Advent is a season of waiting and anticipation–for the (Second) Coming of Christ. I don’t know about you, but sometimes I’m too busy to even think about watching for the coming of the Lord. So I invite us all to slow things down a bit. What “extras” can you cut out, so that you can focus on what’s really important–spending time with the Lord, family and friends, etc. As you slow things down, I daresay you will feel more rested, have time for more meaningful conversations, and become more attentive to what the Lord is doing in your life. I can’t think of too many better Christmas gifts than that!
This Sunday we’ll talk about identity. Who are you and to whom do you belong? And we’ll reflect on this theme as we continue our Advent journey via the Book of Ruth. Accordingly, the following comments from the creators of our sermon series (Diane [Rop] Elders and Dale Fopma) help to take us one step closer to Bethlehem:
Naomi doesn’t know if her dream for a redeemer will really come true. But she tells Ruth to “Wash and prepare herself” to meet a husband—a gift. Do we expect too little from God? Are we afraid to let God take control of our lives? Are we too afraid of failing to risk serving God? In fear, Ruth takes a risk and asks, “Will you redeem me?” Boaz, the kinsman-redeemer, provides all that she asks for: a husband, a child, a home, and complete redemption. Our salvation is free, but Jesus Christ paid the price so that we could be redeemed (Gal. 4:3-5). We long to feel God’s protection and care, which God provides in Jesus Christ.

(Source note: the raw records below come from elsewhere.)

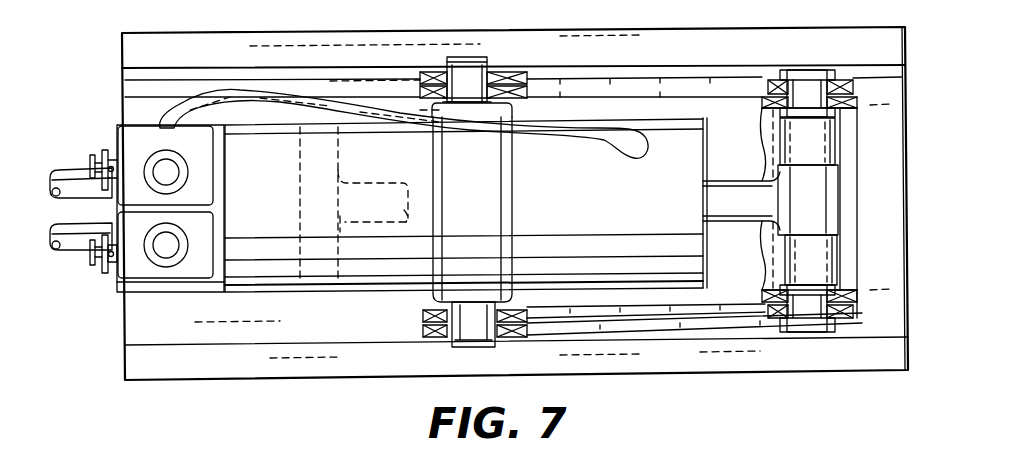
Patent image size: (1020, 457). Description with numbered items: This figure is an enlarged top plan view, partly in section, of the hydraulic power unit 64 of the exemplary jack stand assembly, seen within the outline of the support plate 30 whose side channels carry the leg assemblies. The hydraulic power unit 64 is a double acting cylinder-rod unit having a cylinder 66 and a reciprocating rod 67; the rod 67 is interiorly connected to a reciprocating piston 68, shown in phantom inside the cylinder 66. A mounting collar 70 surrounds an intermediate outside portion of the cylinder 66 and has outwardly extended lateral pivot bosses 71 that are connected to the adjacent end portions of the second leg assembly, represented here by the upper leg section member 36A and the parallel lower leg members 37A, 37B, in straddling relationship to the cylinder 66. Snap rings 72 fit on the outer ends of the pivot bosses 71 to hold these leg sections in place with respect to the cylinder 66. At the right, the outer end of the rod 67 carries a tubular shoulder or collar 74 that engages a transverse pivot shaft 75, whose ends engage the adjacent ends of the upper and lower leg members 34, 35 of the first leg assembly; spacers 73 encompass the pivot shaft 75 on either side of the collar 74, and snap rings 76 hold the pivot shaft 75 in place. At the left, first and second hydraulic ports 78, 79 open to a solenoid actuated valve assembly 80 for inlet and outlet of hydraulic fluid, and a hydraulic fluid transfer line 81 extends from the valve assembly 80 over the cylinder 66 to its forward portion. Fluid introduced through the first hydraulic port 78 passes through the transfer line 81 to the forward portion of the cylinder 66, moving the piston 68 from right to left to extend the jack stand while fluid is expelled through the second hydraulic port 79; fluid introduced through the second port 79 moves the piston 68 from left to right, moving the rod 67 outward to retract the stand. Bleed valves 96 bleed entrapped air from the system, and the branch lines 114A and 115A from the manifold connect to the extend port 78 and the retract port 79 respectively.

The support plate 30 is at (260, 367).
The upper leg member 34 is at (845, 132).
The lower leg member 35 is at (857, 312).
The upper leg section member 36A is at (423, 313).
The lower leg member 37A is at (437, 343).
The lower leg member 37B is at (418, 88).
The hydraulic power unit 64 is at (305, 310).
The cylinder 66 is at (283, 272).
The reciprocating rod 67 is at (372, 234).
The piston 68 is at (298, 183).
The mounting collar 70 is at (490, 206).
The pivot bosses 71 is at (503, 68).
The snap rings 72 is at (494, 67).
The spacers 73 is at (820, 145).
The collar 74 is at (827, 198).
The pivot shaft 75 is at (835, 238).
The snap rings 76 is at (833, 77).
The first hydraulic port 78 is at (103, 190).
The second hydraulic port 79 is at (90, 250).
The solenoid actuated valve assembly 80 is at (125, 143).
The hydraulic fluid transfer line 81 is at (274, 100).
The bleed valves 96 is at (100, 267).
The first hydraulic line branch 114A is at (73, 170).
The second hydraulic line branch 115A is at (70, 256).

Advent is a season of preparation for the coming of Jesus at Christmas. As Philip F. Reinders writes in Seeking God’s Face (Faith Alive Christian Resources & Baker Book House Company, 2010), “A good celebration requires proper preparation for us to fully enjoy it. During December, however, we mostly confuse helpful readiness for the hustle of Christmas shopping, parties, and preparations. The Advent season, more reflective in nature, can feel out of sync with all this noise and busyness” (p. 23). I didn’t grow up observing Advent, so Christmas, although enjoyable, seemed a bit abrupt and almost anticlimactic. But all this changed when I started to observe Advent. The time spent preparing for the grand celebration of Christmas really helped me to enjoy it more. So, what am I doing to prepare myself this year? Well, we’re going to a few Advent/Christmas programs and parties, because the birth of the Savior is a cause for celebration. And I love to sing Christmas carols! In fact, we’re planning on going caroling around the neighborhood. But we’re also trying to slow things down and be more reflective by reading Scripture via an Advent devotional series. Plus I’m reading a book by Ruth Haley Barton called, An Invitation to Solitude and Silence (IVP Books, 2010), as I want to learn more about how to rest in God’s presence this Advent. We’ve also said no to one or two things that we do through the year, so that we have more time to reflect and celebrate. So, what intentional things are you doing this Advent to prepare for the birth (and Second Coming) of the Savior? What ever they are, may the Lord use them to draw you to himself and prepare you for the grand season of Christmas.